Redefining Success

When Vic posted the 4shared.com site the other day, i checked it out and found a lot of self help stuff out there.   I'm not sure this site is entirely legal, but anyway I did download a few things.  One thing I found was a lecture from Tony Robbins about redefining success and failure and it really resonated with me so I thought I'd share it with you guys.  

Here's a summary of what he said:

Think about your idea of success, and your idea of failure.   Is your idea of success achievable?  Will you feel like a failure if you don't attain some impossibly high standard, like being a millionaire by age xx?  

Now redefine your idea of success and failure, i.e,  failure = giving up completely and success = daily thinking about what you want to accomplish and making a good effort at accomplishing those things. 

For myself, I realized that I think of success as being a recognized expert in my field and anything else is failure.  That's silly!   So I redefined failure as screwing things up so badly that I lose my home and my family, and success as giving my best effort to do a good job at work and at home. 

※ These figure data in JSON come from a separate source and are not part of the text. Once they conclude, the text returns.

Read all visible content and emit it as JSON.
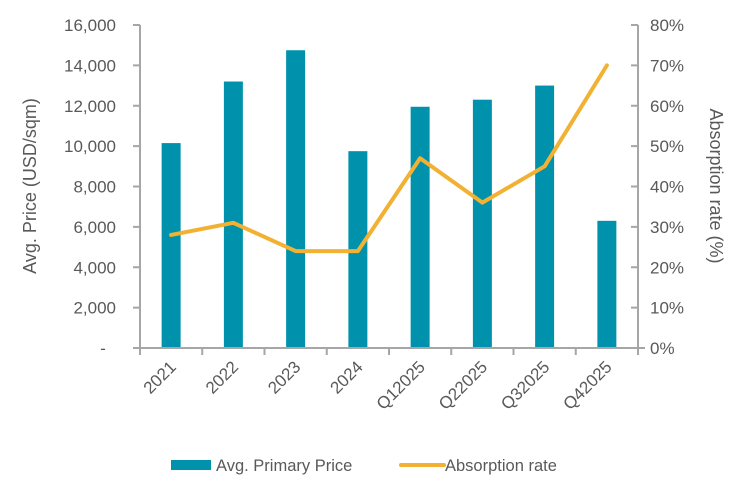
{
  "chart_data": {
    "type": "bar+line",
    "title": "",
    "categories": [
      "2021",
      "2022",
      "2023",
      "2024",
      "Q12025",
      "Q22025",
      "Q32025",
      "Q42025"
    ],
    "series": [
      {
        "name": "Avg. Primary Price",
        "type": "bar",
        "axis": "left",
        "color": "#0092AC",
        "values": [
          10150,
          13200,
          14750,
          9750,
          11950,
          12300,
          13000,
          6300
        ]
      },
      {
        "name": "Absorption rate",
        "type": "line",
        "axis": "right",
        "color": "#F2B132",
        "values": [
          28,
          31,
          24,
          24,
          47,
          36,
          45,
          70
        ]
      }
    ],
    "left_axis": {
      "label": "Avg. Price (USD/sqm)",
      "range": [
        0,
        16000
      ],
      "ticks": [
        0,
        2000,
        4000,
        6000,
        8000,
        10000,
        12000,
        14000,
        16000
      ],
      "tick_labels": [
        "-",
        "2,000",
        "4,000",
        "6,000",
        "8,000",
        "10,000",
        "12,000",
        "14,000",
        "16,000"
      ]
    },
    "right_axis": {
      "label": "Absorption rate (%)",
      "range": [
        0,
        80
      ],
      "ticks": [
        0,
        10,
        20,
        30,
        40,
        50,
        60,
        70,
        80
      ],
      "tick_labels": [
        "0%",
        "10%",
        "20%",
        "30%",
        "40%",
        "50%",
        "60%",
        "70%",
        "80%"
      ]
    },
    "xlabel": "",
    "grid": false,
    "legend": {
      "position": "bottom",
      "entries": [
        "Avg. Primary Price",
        "Absorption rate"
      ]
    },
    "colors": {
      "axis": "#A6A6A6",
      "text": "#595959"
    }
  }
}
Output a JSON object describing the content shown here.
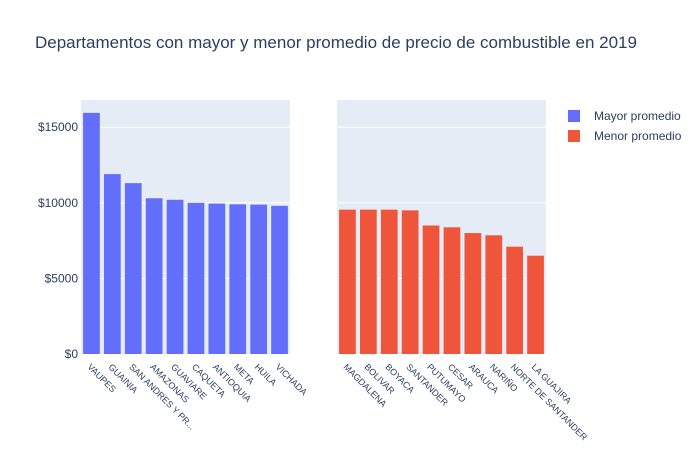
{
  "chart_data": {
    "type": "bar",
    "title": "Departamentos con mayor y menor promedio de precio de combustible en 2019",
    "ylim": [
      0,
      16800
    ],
    "y_ticks": [
      {
        "value": 0,
        "label": "$0"
      },
      {
        "value": 5000,
        "label": "$5000"
      },
      {
        "value": 10000,
        "label": "$10000"
      },
      {
        "value": 15000,
        "label": "$15000"
      }
    ],
    "grid": true,
    "legend_position": "top-right",
    "series": [
      {
        "name": "Mayor promedio",
        "color": "#636efa",
        "categories": [
          "VAUPES",
          "GUAINIA",
          "SAN ANDRES Y PR...",
          "AMAZONAS",
          "GUAVIARE",
          "CAQUETA",
          "ANTIOQUIA",
          "META",
          "HUILA",
          "VICHADA"
        ],
        "values": [
          15950,
          11900,
          11300,
          10300,
          10200,
          10000,
          9950,
          9900,
          9880,
          9800
        ]
      },
      {
        "name": "Menor promedio",
        "color": "#ef553b",
        "categories": [
          "MAGDALENA",
          "BOLIVAR",
          "BOYACA",
          "SANTANDER",
          "PUTUMAYO",
          "CESAR",
          "ARAUCA",
          "NARIÑO",
          "NORTE DE SANTANDER",
          "LA GUAJIRA"
        ],
        "values": [
          9550,
          9550,
          9550,
          9500,
          8500,
          8380,
          8000,
          7850,
          7100,
          6500
        ]
      }
    ]
  }
}
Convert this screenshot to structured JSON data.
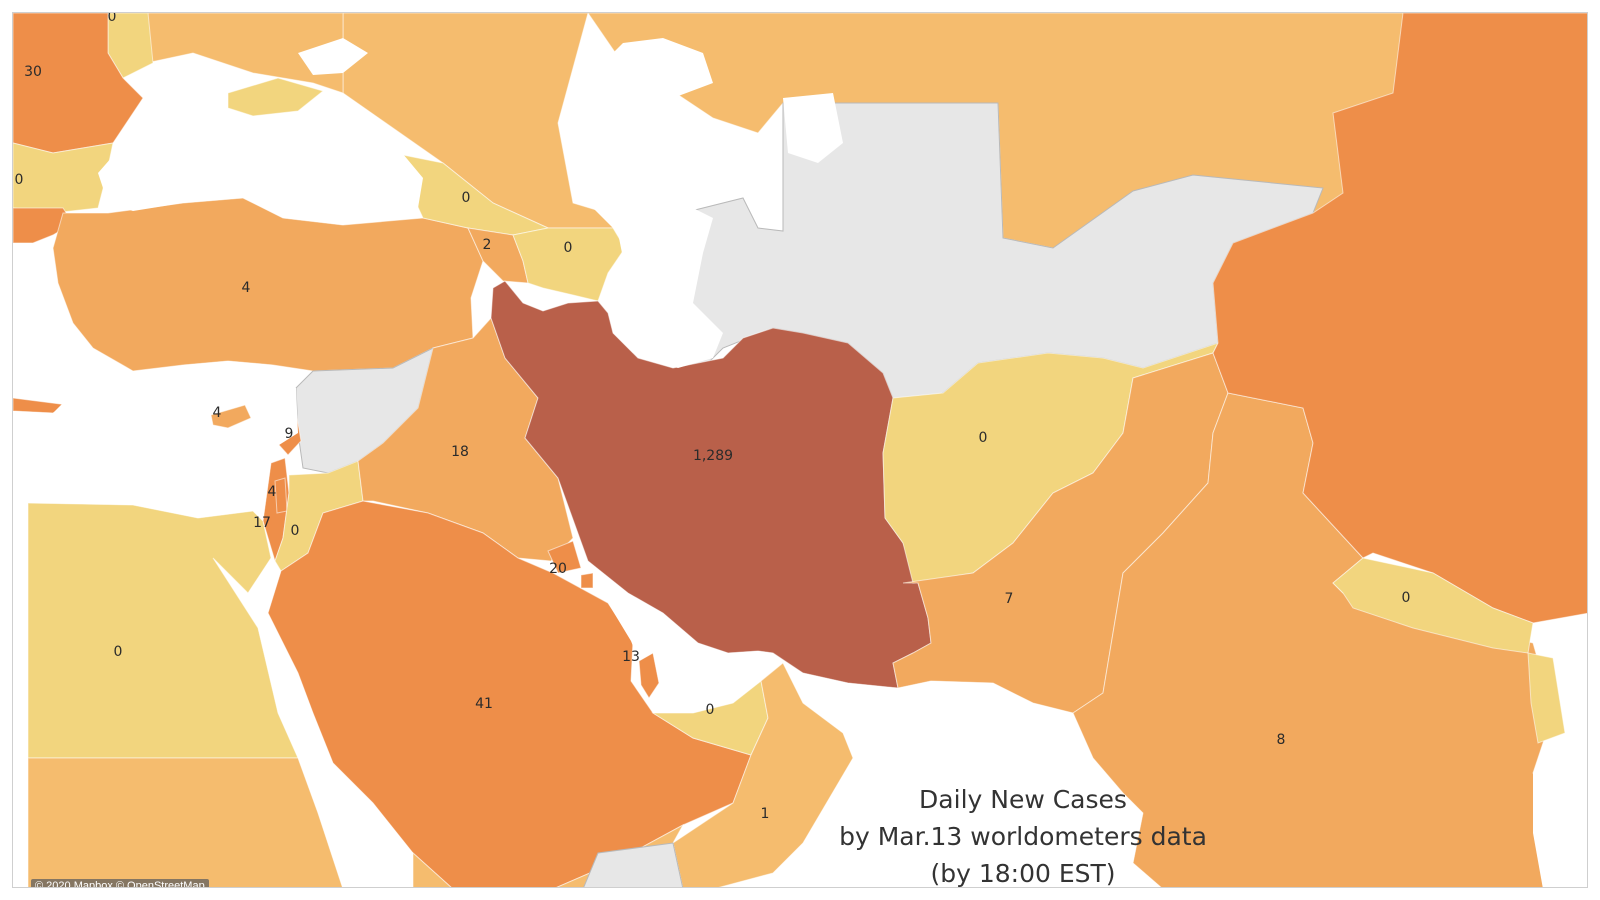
{
  "title": {
    "line1": "Daily New Cases",
    "line2": "by Mar.13 worldometers data",
    "line3": "(by 18:00 EST)"
  },
  "attribution": "© 2020 Mapbox © OpenStreetMap",
  "colors": {
    "highest": "#b9604a",
    "high": "#ee8e49",
    "mid": "#f2a95e",
    "low": "#f5bc6e",
    "zero": "#f2d57e",
    "nodata": "#e7e7e7",
    "water": "#ffffff"
  },
  "regions": [
    {
      "name": "Iran",
      "value": "1,289",
      "level": "highest"
    },
    {
      "name": "Saudi Arabia",
      "value": "41",
      "level": "high"
    },
    {
      "name": "Romania",
      "value": "30",
      "level": "high"
    },
    {
      "name": "Bahrain",
      "value": "20",
      "level": "high"
    },
    {
      "name": "Iraq",
      "value": "18",
      "level": "mid"
    },
    {
      "name": "Israel",
      "value": "17",
      "level": "high"
    },
    {
      "name": "Qatar",
      "value": "13",
      "level": "high"
    },
    {
      "name": "Lebanon",
      "value": "9",
      "level": "high"
    },
    {
      "name": "India",
      "value": "8",
      "level": "mid"
    },
    {
      "name": "Pakistan",
      "value": "7",
      "level": "mid"
    },
    {
      "name": "Turkey",
      "value": "4",
      "level": "mid"
    },
    {
      "name": "Cyprus",
      "value": "4",
      "level": "mid"
    },
    {
      "name": "Palestine",
      "value": "4",
      "level": "high"
    },
    {
      "name": "Armenia",
      "value": "2",
      "level": "mid"
    },
    {
      "name": "Oman",
      "value": "1",
      "level": "low"
    },
    {
      "name": "Egypt",
      "value": "0",
      "level": "zero"
    },
    {
      "name": "Jordan",
      "value": "0",
      "level": "zero"
    },
    {
      "name": "United Arab Emirates",
      "value": "0",
      "level": "zero"
    },
    {
      "name": "Afghanistan",
      "value": "0",
      "level": "zero"
    },
    {
      "name": "Georgia",
      "value": "0",
      "level": "zero"
    },
    {
      "name": "Azerbaijan",
      "value": "0",
      "level": "zero"
    },
    {
      "name": "Nepal",
      "value": "0",
      "level": "zero"
    },
    {
      "name": "Moldova",
      "value": "0",
      "level": "zero"
    },
    {
      "name": "Bulgaria",
      "value": "0",
      "level": "zero"
    }
  ]
}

This simple idea lifted a load off my shoulders - and I hope it helps you too although I'm sure Tony Robbins said it much better than I could.

Jo

 

Thanks Jo

As far as I know the site is legal, and connected to google. I kept trying to download "The Now Habit" for months from the public library e-library site and kept having problems, and when I got this site it was wonderful. I need an endless supply of good stuff to fill my head, and yet I resist?

I believe sucess and failure definitions change in different stages of one's life. I need to think of that one. I know "showing up" is a success I could not have done without PA and the people here. I truely believe any success I have would have to be first credited to my HP, so success for me is choosing HP and failure is choosing self will. I know when I had my near death experience my ideas of success changed.

I try not to think success and failure, more "maintenece" "progress""showing up"

I am only rambling about this today because having a hard day and trying to get some hold of optimimism about myself.